Source: DTN News - - This article compiled by Roger Smith from reliable sources including TibetanReview.net, Aug08, 2010
(NSI News Source Info) TORONTO, Canada - August 11, 2010: J-11 planes, the most modern Chinese jet fighters said to be pirated copies of Russia’s Su-27, have for the first time been shown in training over the Tibetan Plateau recently. While the Chinese media only showed a picture of some of these planes in the air, with a caption referring to the training flight, Strategy Page online Aug 6 said, reporting on it, that China had no combat aircraft stationed in Tibet, saying there were logistical and attitude problems in doing so.

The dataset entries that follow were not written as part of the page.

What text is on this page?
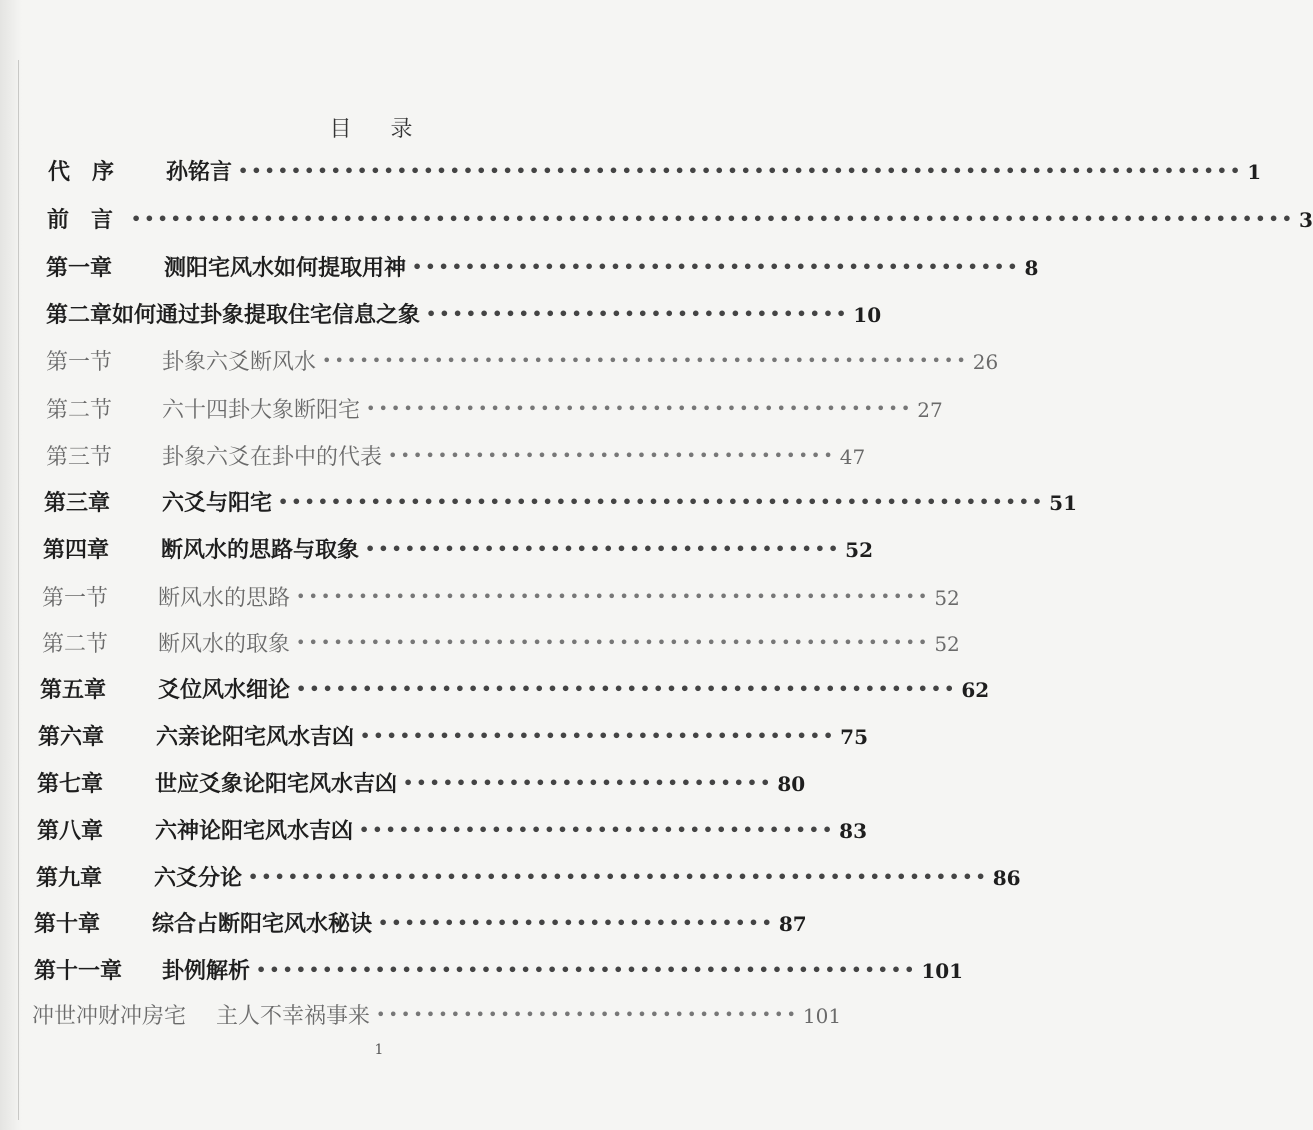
目 录
代　序	孙铭言 •••••••••••••••••••••••••••••••••••••••••••••••••••••••••••••••••••••••••••• 1
前　言	•••••••••••••••••••••••••••••••••••••••••••••••••••••••••••••••••••••••••••••••••••••••• 3
第一章	测阳宅风水如何提取用神 •••••••••••••••••••••••••••••••••••••••••••••• 8
第二章 如何通过卦象提取住宅信息之象 •••••••••••••••••••••••••••••••• 10
第一节	卦象六爻断风水 •••••••••••••••••••••••••••••••••••••••••••••••••••• 26
第二节	六十四卦大象断阳宅 •••••••••••••••••••••••••••••••••••••••••••• 27
第三节	卦象六爻在卦中的代表 •••••••••••••••••••••••••••••••••••• 47
第三章	六爻与阳宅 •••••••••••••••••••••••••••••••••••••••••••••••••••••••••• 51
第四章	断风水的思路与取象 •••••••••••••••••••••••••••••••••••• 52
第一节	断风水的思路 ••••••••••••••••••••••••••••••••••••••••••••••••••• 52
第二节	断风水的取象 ••••••••••••••••••••••••••••••••••••••••••••••••••• 52
第五章	爻位风水细论 •••••••••••••••••••••••••••••••••••••••••••••••••• 62
第六章	六亲论阳宅风水吉凶 •••••••••••••••••••••••••••••••••••• 75
第七章	世应爻象论阳宅风水吉凶 •••••••••••••••••••••••••••• 80
第八章	六神论阳宅风水吉凶 •••••••••••••••••••••••••••••••••••• 83
第九章	六爻分论 •••••••••••••••••••••••••••••••••••••••••••••••••••••••• 86
第十章	综合占断阳宅风水秘诀 •••••••••••••••••••••••••••••• 87
第十一章	卦例解析 •••••••••••••••••••••••••••••••••••••••••••••••••• 101
冲世冲财冲房宅 主人不幸祸事来 •••••••••••••••••••••••••••••••••• 101
1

However, it said, J-7s (cloned from older, MiG-21 Russian jets) had been flying in regularly for temporary duty at major commercial airports in Tibet.
The report said the J-11 jets had been appearing in more unexpected places (like the Chinese naval air force), although fewer than 150 had been built since they were introduced in the late 1990s.

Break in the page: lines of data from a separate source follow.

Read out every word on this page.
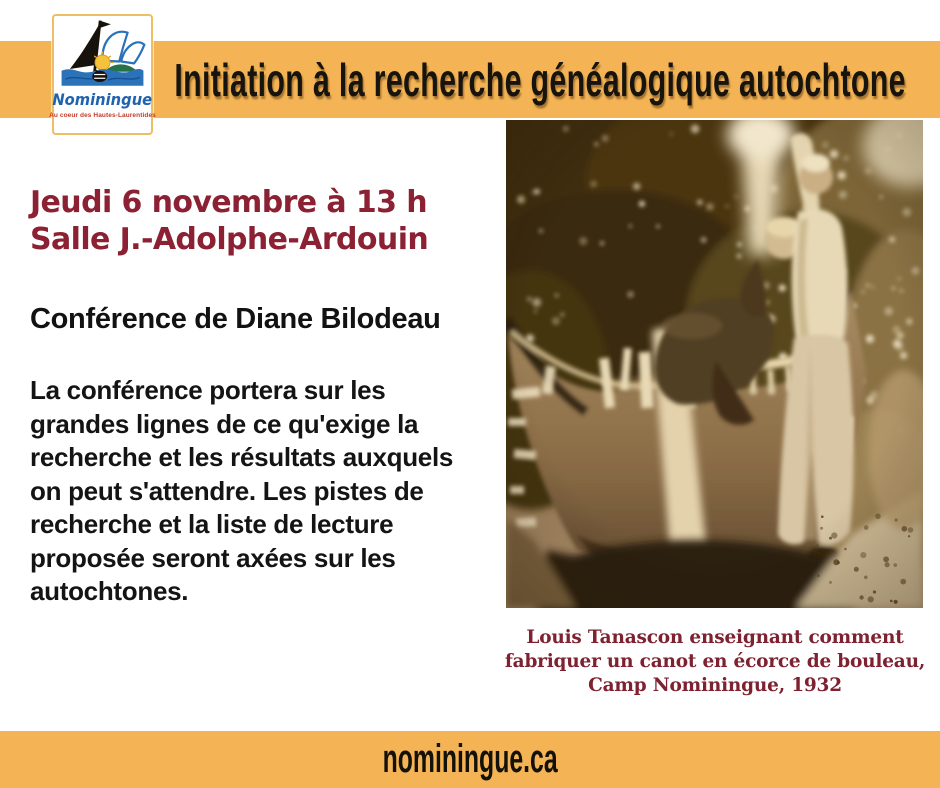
Initiation à la recherche généalogique autochtone
Nominingue
Au coeur des Hautes-Laurentides
Jeudi 6 novembre à 13 h
Salle J.-Adolphe-Ardouin
Conférence de Diane Bilodeau
La conférence portera sur les
grandes lignes de ce qu'exige la
recherche et les résultats auxquels
on peut s'attendre. Les pistes de
recherche et la liste de lecture
proposée seront axées sur les
autochtones.
Louis Tanascon enseignant comment
fabriquer un canot en écorce de bouleau,
Camp Nominingue, 1932
nominingue.ca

1995 China paid $2.5 billion for the right to build 200 Su-27s. Russia was to supply the engines and electronics, with China building the other components according to Russian plans and specifications. But after China built 95 of these aircrafts Russia cancelled the agreement, saying the former was copying Su-27 to build their own aircraft, the J-11.
The report said the main reason for not stationing fighter squadrons in Tibet had probably to do with the high altitude of the area, and the expense of moving large quantities of fuel and other supplies needed to maintain air units. It pointed out that there was only one rail line into Tibet (recently built) and few heavy duty truck roads.
China also has a serious problem in Tibet with altitude sickness among its troops. The report said the Chinese military was spending a lot of time, effort and money trying to solve this problem. It said currently, most of the troops in the Chinese Chengdu Military Region were in the eastern, lowland half. In the western portion (Tibet), they had stationed the 52nd and 53rd Mountain Brigades, and were struggling to keep these 5,000 troops fit for duty.
In case of an emergency, as there was two years ago, the nearby 13th and 14th Group Armies can send troops from their lowland bases, the report said. Over 20 percent of these troops will be hampered by altitude sickness once they reach the highlands, and commanders are trained to deal with that, it added.
It said that given the alertness required of aircraft maintenance personnel, and pilots preparing for flights, plus the logistical problems, the Chinese air force had declared Tibet fit to visit, but not to base aircraft units in. However, because the Chinese air force may one day have to fight in the air space over Tibet, training up there was necessary.